Traditionally, Filipinos in the Philippines celebrate Simbang Gabi in the early morning hours, but the Filipino-American Association of the Iowa-Illinois Quad Cities usually celebrates the Mass on a weekend at St. John Vianney.
Father Joseph Sia, a native of the Philippines, traditionally celebrates the Mass and Father Hatungimana has previously concelebrated. Father Sia was unable to preside at the Mass this year, so Father Hatungimana accepted the invitation, although he said he was in shock. “I never knew one day I would say this Mass (myself).”
He serves at parishes in Burlington-West Burlington and presides at Mass in French in Iowa City and Muscatine. His brother priests in the parishes he serves gave their blessings for him to preside at the Simbang Gabi Mass.
During his homily, Father Hatungimana said it is important to keep Christ in all celebrations. If “you lose traditions, you lose your roots. If you lose your foundation, you lose your identity.

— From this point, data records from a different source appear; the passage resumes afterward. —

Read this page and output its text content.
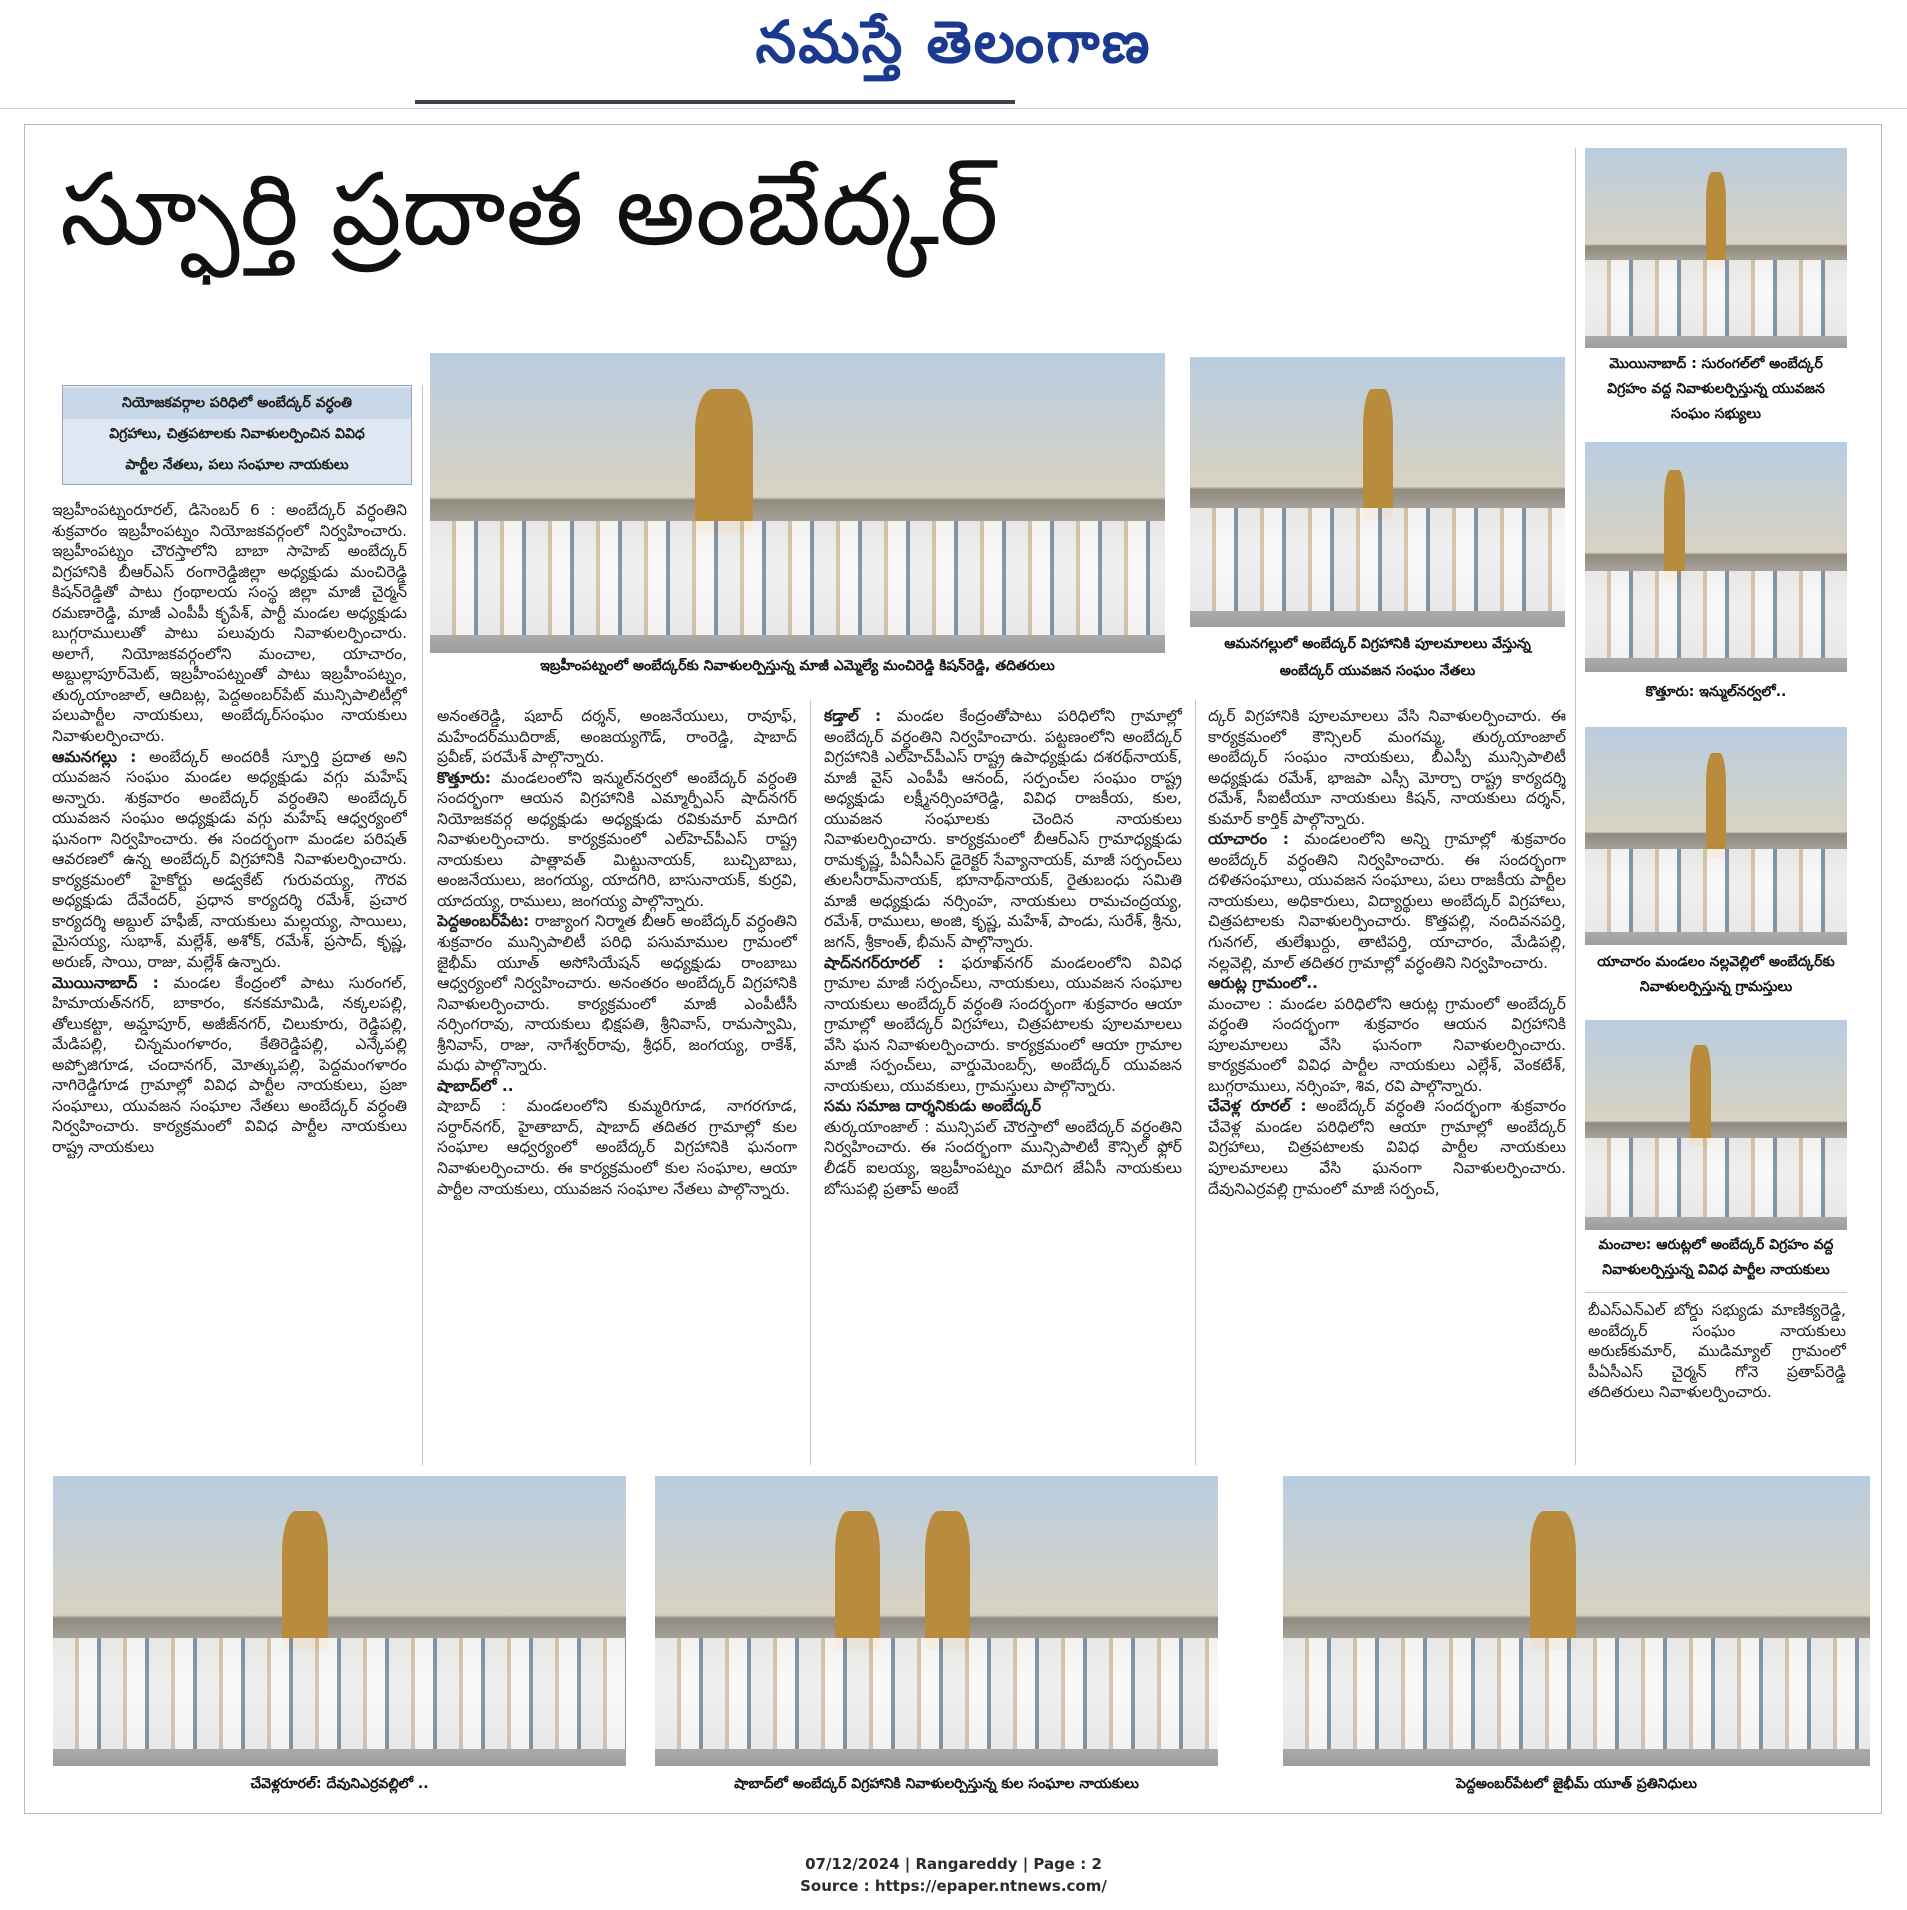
నమస్తే తెలంగాణ
స్ఫూర్తి ప్రదాత అంబేద్కర్
నియోజకవర్గాల పరిధిలో అంబేద్కర్ వర్ధంతి
విగ్రహాలు, చిత్రపటాలకు నివాళులర్పించిన వివిధ
పార్టీల నేతలు, పలు సంఘాల నాయకులు
ఇబ్రహీంపట్నంలో అంబేద్కర్‌కు నివాళులర్పిస్తున్న మాజీ ఎమ్మెల్యే మంచిరెడ్డి కిషన్‌రెడ్డి, తదితరులు
ఆమనగల్లులో అంబేద్కర్ విగ్రహానికి పూలమాలలు వేస్తున్న
అంబేద్కర్ యువజన సంఘం నేతలు
మొయినాబాద్ : సురంగల్‌లో అంబేద్కర్
విగ్రహం వద్ద నివాళులర్పిస్తున్న యువజన
సంఘం సభ్యులు
కొత్తూరు: ఇన్ముల్‌నర్వలో..
యాచారం మండలం నల్లవెల్లిలో అంబేద్కర్‌కు
నివాళులర్పిస్తున్న గ్రామస్తులు
మంచాల: ఆరుట్లలో అంబేద్కర్ విగ్రహం వద్ద
నివాళులర్పిస్తున్న వివిధ పార్టీల నాయకులు
చేవెళ్లరూరల్: దేవునిఎర్రవల్లిలో ..	షాబాద్‌లో అంబేద్కర్ విగ్రహానికి నివాళులర్పిస్తున్న కుల సంఘాల నాయకులు	పెద్దఅంబర్‌పేటలో జైభీమ్ యూత్ ప్రతినిధులు

ఇబ్రహీంపట్నంరూరల్, డిసెంబర్ 6 : అంబేద్కర్ వర్ధంతిని శుక్రవారం ఇబ్రహీంపట్నం నియోజకవర్గంలో నిర్వహించారు. ఇబ్రహీంపట్నం చౌరస్తాలోని బాబా సాహెబ్ అంబేద్కర్ విగ్రహానికి బీఆర్ఎస్ రంగారెడ్డిజిల్లా అధ్యక్షుడు మంచిరెడ్డి కిషన్‌రెడ్డితో పాటు గ్రంథాలయ సంస్థ జిల్లా మాజీ చైర్మన్ రమణారెడ్డి, మాజీ ఎంపీపీ కృపేశ్, పార్టీ మండల అధ్యక్షుడు బుగ్గరాములుతో పాటు పలువురు నివాళులర్పించారు. అలాగే, నియోజకవర్గంలోని మంచాల, యాచారం, అబ్దుల్లాపూర్‌మెట్, ఇబ్రహీంపట్నంతో పాటు ఇబ్రహీంపట్నం, తుర్కయాంజాల్, ఆదిబట్ల, పెద్దఅంబర్‌పేట్ మున్సిపాలిటీల్లో పలుపార్టీల నాయకులు, అంబేద్కర్‌సంఘం నాయకులు నివాళులర్పించారు.

ఆమనగల్లు : అంబేద్కర్ అందరికీ స్ఫూర్తి ప్రదాత అని యువజన సంఘం మండల అధ్యక్షుడు వగ్గు మహేష్ అన్నారు. శుక్రవారం అంబేద్కర్ వర్ధంతిని అంబేద్కర్ యువజన సంఘం అధ్యక్షుడు వగ్గు మహేష్ ఆధ్వర్యంలో ఘనంగా నిర్వహించారు. ఈ సందర్భంగా మండల పరిషత్ ఆవరణలో ఉన్న అంబేద్కర్ విగ్రహానికి నివాళులర్పించారు. కార్యక్రమంలో హైకోర్టు అడ్వకేట్ గురువయ్య, గౌరవ అధ్యక్షుడు దేవేందర్, ప్రధాన కార్యదర్శి రమేశ్, ప్రచార కార్యదర్శి అబ్దుల్ హఫీజ్, నాయకులు మల్లయ్య, సాయిలు, మైసయ్య, సుభాశ్, మల్లేశ్, అశోక్, రమేశ్, ప్రసాద్, కృష్ణ, అరుణ్, సాయి, రాజు, మల్లేశ్ ఉన్నారు.

మొయినాబాద్ : మండల కేంద్రంలో పాటు సురంగల్, హిమాయత్‌నగర్, బాకారం, కనకమామిడి, నక్కలపల్లి, తోలుకట్టా, అమ్డాపూర్, అజీజ్‌నగర్, చిలుకూరు, రెడ్డిపల్లి, మేడిపల్లి, చిన్నమంగళారం, కేతిరెడ్డిపల్లి, ఎన్కేపల్లి అప్పోజిగూడ, చందానగర్, మోత్కుపల్లి, పెద్దమంగళారం నాగిరెడ్డిగూడ గ్రామాల్లో వివిధ పార్టీల నాయకులు, ప్రజా సంఘాలు, యువజన సంఘాల నేతలు అంబేద్కర్ వర్ధంతి నిర్వహించారు. కార్యక్రమంలో వివిధ పార్టీల నాయకులు రాష్ట్ర నాయకులు

అనంతరెడ్డి, షబాద్ దర్శన్, అంజనేయులు, రావూఫ్, మహేందర్‌ముదిరాజ్, అంజయ్యగౌడ్, రాంరెడ్డి, షాబాద్ ప్రవీణ్, పరమేశ్ పాల్గొన్నారు.

కొత్తూరు: మండలంలోని ఇన్ముల్‌నర్వలో అంబేద్కర్ వర్ధంతి సందర్భంగా ఆయన విగ్రహానికి ఎమ్మార్పీఎస్ షాద్‌నగర్ నియోజకవర్గ అధ్యక్షుడు అధ్యక్షుడు రవికుమార్ మాదిగ నివాళులర్పించారు. కార్యక్రమంలో ఎల్‌హెచ్‌పీఎస్ రాష్ట్ర నాయకులు పాత్లావత్ మిట్టునాయక్, బుచ్చిబాబు, అంజనేయులు, జంగయ్య, యాదగిరి, బాసునాయక్, కుర్రవి, యాదయ్య, రాములు, జంగయ్య పాల్గొన్నారు.

పెద్దఅంబర్‌పేట: రాజ్యాంగ నిర్మాత బీఆర్ అంబేద్కర్ వర్ధంతిని శుక్రవారం మున్సిపాలిటీ పరిధి పసుమాముల గ్రామంలో జైభీమ్ యూత్ అసోసియేషన్ అధ్యక్షుడు రాంబాబు ఆధ్వర్యంలో నిర్వహించారు. అనంతరం అంబేద్కర్ విగ్రహానికి నివాళులర్పించారు. కార్యక్రమంలో మాజీ ఎంపీటీసీ నర్సింగరావు, నాయకులు భిక్షపతి, శ్రీనివాస్, రామస్వామి, శ్రీనివాస్, రాజు, నాగేశ్వర్‌రావు, శ్రీధర్, జంగయ్య, రాకేశ్, మధు పాల్గొన్నారు.

షాబాద్‌లో ..

షాబాద్ : మండలంలోని కుమ్మరిగూడ, నాగరగూడ, సర్దార్‌నగర్, హైతాబాద్, షాబాద్ తదితర గ్రామాల్లో కుల సంఘాల ఆధ్వర్యంలో అంబేద్కర్ విగ్రహానికి ఘనంగా నివాళులర్పించారు. ఈ కార్యక్రమంలో కుల సంఘాల, ఆయా పార్టీల నాయకులు, యువజన సంఘాల నేతలు పాల్గొన్నారు.

కడ్తాల్ : మండల కేంద్రంతోపాటు పరిధిలోని గ్రామాల్లో అంబేద్కర్ వర్ధంతిని నిర్వహించారు. పట్టణంలోని అంబేద్కర్ విగ్రహానికి ఎల్‌హెచ్‌పీఎస్ రాష్ట్ర ఉపాధ్యక్షుడు దశరథ్‌నాయక్, మాజీ వైస్ ఎంపీపీ ఆనంద్, సర్పంచ్‌ల సంఘం రాష్ట్ర అధ్యక్షుడు లక్ష్మీనర్సింహారెడ్డి, వివిధ రాజకీయ, కుల, యువజన సంఘాలకు చెందిన నాయకులు నివాళులర్పించారు. కార్యక్రమంలో బీఆర్ఎస్ గ్రామాధ్యక్షుడు రామకృష్ణ, పీఏసీఎస్ డైరెక్టర్ సేవ్యానాయక్, మాజీ సర్పంచ్‌లు తులసీరామ్‌నాయక్, భూనాథ్‌నాయక్, రైతుబంధు సమితి మాజీ అధ్యక్షుడు నర్సింహ, నాయకులు రామచంద్రయ్య, రమేశ్, రాములు, అంజి, కృష్ణ, మహేశ్, పాండు, సురేశ్, శ్రీను, జగన్, శ్రీకాంత్, భీమన్ పాల్గొన్నారు.

షాద్‌నగర్‌రూరల్ : ఫరూఖ్‌నగర్ మండలంలోని వివిధ గ్రామాల మాజీ సర్పంచ్‌లు, నాయకులు, యువజన సంఘాల నాయకులు అంబేద్కర్ వర్ధంతి సందర్భంగా శుక్రవారం ఆయా గ్రామాల్లో అంబేద్కర్ విగ్రహాలు, చిత్రపటాలకు పూలమాలలు వేసి ఘన నివాళులర్పించారు. కార్యక్రమంలో ఆయా గ్రామాల మాజీ సర్పంచ్‌లు, వార్డుమెంబర్స్, అంబేద్కర్ యువజన నాయకులు, యువకులు, గ్రామస్తులు పాల్గొన్నారు.

సమ సమాజ దార్శనికుడు అంబేద్కర్

తుర్కయాంజాల్ : మున్సిపల్ చౌరస్తాలో అంబేద్కర్ వర్ధంతిని నిర్వహించారు. ఈ సందర్భంగా మున్సిపాలిటీ కౌన్సిల్ ఫ్లోర్ లీడర్ ఐలయ్య, ఇబ్రహీంపట్నం మాదిగ జేఏసీ నాయకులు బోసుపల్లి ప్రతాప్ అంబే

ద్కర్ విగ్రహానికి పూలమాలలు వేసి నివాళులర్పించారు. ఈ కార్యక్రమంలో కౌన్సిలర్ మంగమ్మ, తుర్కయాంజాల్ అంబేద్కర్ సంఘం నాయకులు, బీఎస్పీ మున్సిపాలిటీ అధ్యక్షుడు రమేశ్, భాజపా ఎస్సీ మోర్చా రాష్ట్ర కార్యదర్శి రమేశ్, సీఐటీయూ నాయకులు కిషన్, నాయకులు దర్శన్, కుమార్ కార్తిక్ పాల్గొన్నారు.

యాచారం : మండలంలోని అన్ని గ్రామాల్లో శుక్రవారం అంబేద్కర్ వర్ధంతిని నిర్వహించారు. ఈ సందర్భంగా దళితసంఘాలు, యువజన సంఘాలు, పలు రాజకీయ పార్టీల నాయకులు, అధికారులు, విద్యార్థులు అంబేద్కర్ విగ్రహాలు, చిత్రపటాలకు నివాళులర్పించారు. కొత్తపల్లి, నందివనపర్తి, గునగల్, తులేఖుర్దు, తాటిపర్తి, యాచారం, మేడిపల్లి, నల్లవెల్లి, మాల్ తదితర గ్రామాల్లో వర్ధంతిని నిర్వహించారు.

ఆరుట్ల గ్రామంలో..

మంచాల : మండల పరిధిలోని ఆరుట్ల గ్రామంలో అంబేద్కర్ వర్ధంతి సందర్భంగా శుక్రవారం ఆయన విగ్రహానికి పూలమాలలు వేసి ఘనంగా నివాళులర్పించారు. కార్యక్రమంలో వివిధ పార్టీల నాయకులు ఎల్లేశ్, వెంకటేశ్, బుగ్గరాములు, నర్సింహ, శివ, రవి పాల్గొన్నారు.

చేవెళ్ల రూరల్ : అంబేద్కర్ వర్ధంతి సందర్భంగా శుక్రవారం చేవెళ్ల మండల పరిధిలోని ఆయా గ్రామాల్లో అంబేద్కర్ విగ్రహాలు, చిత్రపటాలకు వివిధ పార్టీల నాయకులు పూలమాలలు వేసి ఘనంగా నివాళులర్పించారు. దేవునిఎర్రవల్లి గ్రామంలో మాజీ సర్పంచ్,

బీఎస్ఎన్ఎల్ బోర్డు సభ్యుడు మాణిక్యరెడ్డి, అంబేద్కర్ సంఘం నాయకులు అరుణ్‌కుమార్, ముడిమ్యాల్ గ్రామంలో పీఏసీఎస్ చైర్మన్ గోనె ప్రతాప్‌రెడ్డి తదితరులు నివాళులర్పించారు.

07/12/2024 | Rangareddy | Page : 2
Source : https://epaper.ntnews.com/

I am glad you keep your identity as a community of believers. Congratulations.”
He encouraged the congregation to maintain their sense of preparation during Advent and, reflecting on Matthew’s Gospel, to heed the message of John the Baptist to “Repent, for the kingdom of heaven is at hand.”
Father Hatungimana said that if he were to visit any of the homes of the congregation and saw the decorations, he would know it means, “Our hearts are shining to receive the child Jesus in our hearts.”
He asked the congregation, “How can we make our hearts shine?” Penance, someone finally called out. The priest asked everyone to receive the sacrament of reconciliation before Christmas. “Why should you? What do you get?” he asked. Graces, several people answered. “Yes, you receive the graces to receive Christ.”
As Mass concluded, Cecilia Bernas of the Filipino community, thanked Father Hatungimana for being a friend to their community since his arrival in 2016. “He knows our culture from working with us.” Father Hatungimana had some familiarity with Filipino traditions and their faith-filled spirit from working with a religious sister when he lived and worked in his homeland in Africa. “She introduced me to the Filipino culture.” Bernas and the Filipino community wished Father Hatungimana a fond farewell, as he will return to Africa in March 2023.
Father Hatungimana said, “I have learned a lot from you — a people of faith. You try to put Jesus ahead of you. You are a loving community.”
Following Mass, a reception with homemade, traditional Filipino food was served. Father Hatungimana blessed the food before leaving for Burlington.
Bernas said the Filipino community members come from around a 50-mile radius to attend the yearly Mass — as well as other events planned during the year.
Many men wore traditional barong tagalong – typically a very lightweight fabric that is embroidered and in a cream color. Women wore traditional kimono tops in a variety of colors, but primarily a cream or red.